I tried 2 simpler models: 1 with independent errors and one with with a subset of the 20 features - I used 5 - and both worked fine.

This makes me think the problem is due to the size of the covariance matrix which at 20x20 = 400 has as many entries as I have observations (200 participants x 2 replicates).
Does that sound like the likely cause, in which case there’s little I can do?

I’ll have a look at your comments regarding the shapes, although I got this onion initialisation code from an older post on the forum which others said they had used successfully.

What would be a sensible tighter prior on sigma?

Yes, covariance matrices can be challenging to fit if you don’t have a lot of data. They usually have a lot of posterior uncertainty.

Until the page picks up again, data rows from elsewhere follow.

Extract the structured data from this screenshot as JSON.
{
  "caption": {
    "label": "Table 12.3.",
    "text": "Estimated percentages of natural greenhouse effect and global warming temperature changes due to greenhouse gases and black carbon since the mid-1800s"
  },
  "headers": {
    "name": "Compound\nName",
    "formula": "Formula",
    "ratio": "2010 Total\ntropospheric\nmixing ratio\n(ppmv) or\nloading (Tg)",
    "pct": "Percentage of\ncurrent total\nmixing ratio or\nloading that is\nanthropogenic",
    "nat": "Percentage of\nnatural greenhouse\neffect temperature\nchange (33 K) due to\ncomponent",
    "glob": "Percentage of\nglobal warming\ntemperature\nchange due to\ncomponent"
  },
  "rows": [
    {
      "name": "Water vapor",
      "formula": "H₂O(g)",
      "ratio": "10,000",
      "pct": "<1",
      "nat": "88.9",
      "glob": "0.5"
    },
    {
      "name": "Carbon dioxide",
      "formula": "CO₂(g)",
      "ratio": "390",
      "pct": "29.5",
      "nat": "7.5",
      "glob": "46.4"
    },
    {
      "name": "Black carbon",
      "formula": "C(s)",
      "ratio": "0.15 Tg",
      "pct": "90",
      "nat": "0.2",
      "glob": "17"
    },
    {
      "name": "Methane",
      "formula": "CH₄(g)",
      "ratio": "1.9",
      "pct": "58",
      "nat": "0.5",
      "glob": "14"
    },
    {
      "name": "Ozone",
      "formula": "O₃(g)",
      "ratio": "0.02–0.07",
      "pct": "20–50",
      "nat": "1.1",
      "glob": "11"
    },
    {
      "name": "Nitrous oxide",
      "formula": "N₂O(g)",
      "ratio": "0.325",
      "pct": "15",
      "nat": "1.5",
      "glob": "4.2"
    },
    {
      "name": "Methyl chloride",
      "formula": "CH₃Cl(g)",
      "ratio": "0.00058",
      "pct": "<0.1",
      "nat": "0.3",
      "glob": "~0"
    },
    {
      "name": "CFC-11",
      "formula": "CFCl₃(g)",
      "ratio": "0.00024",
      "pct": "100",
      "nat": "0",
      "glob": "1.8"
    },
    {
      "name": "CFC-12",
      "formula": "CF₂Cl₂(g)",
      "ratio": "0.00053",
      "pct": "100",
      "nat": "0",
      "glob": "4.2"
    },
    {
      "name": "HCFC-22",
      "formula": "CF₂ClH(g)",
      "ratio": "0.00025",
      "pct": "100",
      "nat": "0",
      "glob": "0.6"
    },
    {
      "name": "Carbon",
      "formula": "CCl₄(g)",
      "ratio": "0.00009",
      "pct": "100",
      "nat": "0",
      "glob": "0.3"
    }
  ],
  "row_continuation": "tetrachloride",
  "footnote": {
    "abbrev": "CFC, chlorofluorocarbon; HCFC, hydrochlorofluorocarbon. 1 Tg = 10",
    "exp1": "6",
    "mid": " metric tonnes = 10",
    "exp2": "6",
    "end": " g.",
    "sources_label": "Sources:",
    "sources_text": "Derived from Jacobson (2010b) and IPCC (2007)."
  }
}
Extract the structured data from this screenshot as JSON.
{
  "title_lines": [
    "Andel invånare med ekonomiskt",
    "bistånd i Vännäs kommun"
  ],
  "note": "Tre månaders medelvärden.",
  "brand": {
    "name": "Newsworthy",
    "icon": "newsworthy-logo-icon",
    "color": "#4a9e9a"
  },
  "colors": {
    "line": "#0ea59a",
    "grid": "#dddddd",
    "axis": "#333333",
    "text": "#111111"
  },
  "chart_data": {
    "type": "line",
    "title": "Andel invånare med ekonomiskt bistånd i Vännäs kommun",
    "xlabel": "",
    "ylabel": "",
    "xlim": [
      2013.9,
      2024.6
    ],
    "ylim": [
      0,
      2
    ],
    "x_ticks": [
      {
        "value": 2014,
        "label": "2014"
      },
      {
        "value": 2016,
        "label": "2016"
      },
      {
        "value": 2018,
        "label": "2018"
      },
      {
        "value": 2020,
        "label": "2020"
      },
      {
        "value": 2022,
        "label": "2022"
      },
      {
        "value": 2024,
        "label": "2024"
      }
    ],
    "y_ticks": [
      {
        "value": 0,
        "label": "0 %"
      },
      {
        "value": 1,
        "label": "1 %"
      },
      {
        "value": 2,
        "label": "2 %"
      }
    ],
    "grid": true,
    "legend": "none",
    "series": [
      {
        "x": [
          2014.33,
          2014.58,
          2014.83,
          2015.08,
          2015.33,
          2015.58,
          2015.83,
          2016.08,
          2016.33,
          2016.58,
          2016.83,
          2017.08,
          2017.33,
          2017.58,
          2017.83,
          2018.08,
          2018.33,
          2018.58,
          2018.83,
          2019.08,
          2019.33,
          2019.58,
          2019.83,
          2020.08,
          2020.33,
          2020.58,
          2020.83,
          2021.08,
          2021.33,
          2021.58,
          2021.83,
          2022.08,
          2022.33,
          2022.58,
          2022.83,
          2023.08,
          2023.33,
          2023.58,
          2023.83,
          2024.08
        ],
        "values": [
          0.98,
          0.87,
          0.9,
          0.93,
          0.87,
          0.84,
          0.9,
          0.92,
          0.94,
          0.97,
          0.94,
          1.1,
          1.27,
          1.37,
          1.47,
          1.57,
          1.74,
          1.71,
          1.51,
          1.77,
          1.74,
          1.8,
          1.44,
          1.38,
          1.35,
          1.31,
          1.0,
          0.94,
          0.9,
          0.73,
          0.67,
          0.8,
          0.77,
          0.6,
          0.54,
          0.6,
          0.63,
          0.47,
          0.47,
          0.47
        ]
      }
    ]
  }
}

That’s the right experiment to do and the right conclusion. Often when the data size is small, the solution is regularization/priors of some kind.

Rather than sigma ~ cauchy(0, 2.5);, try a normal(0, 1) if you think the values are in the (-3, 3) range or a normal with a different scale. The problem with the Cauchy is that when there’s not much data, it will lead to very extreme draws, which can then cause numerical issues.

I also find it easier to reason about the beta parameterized with mean (a probability) and total count, i.e., alpha / (alpha + beta) and (alpha + beta)—we have that parameterization built-in.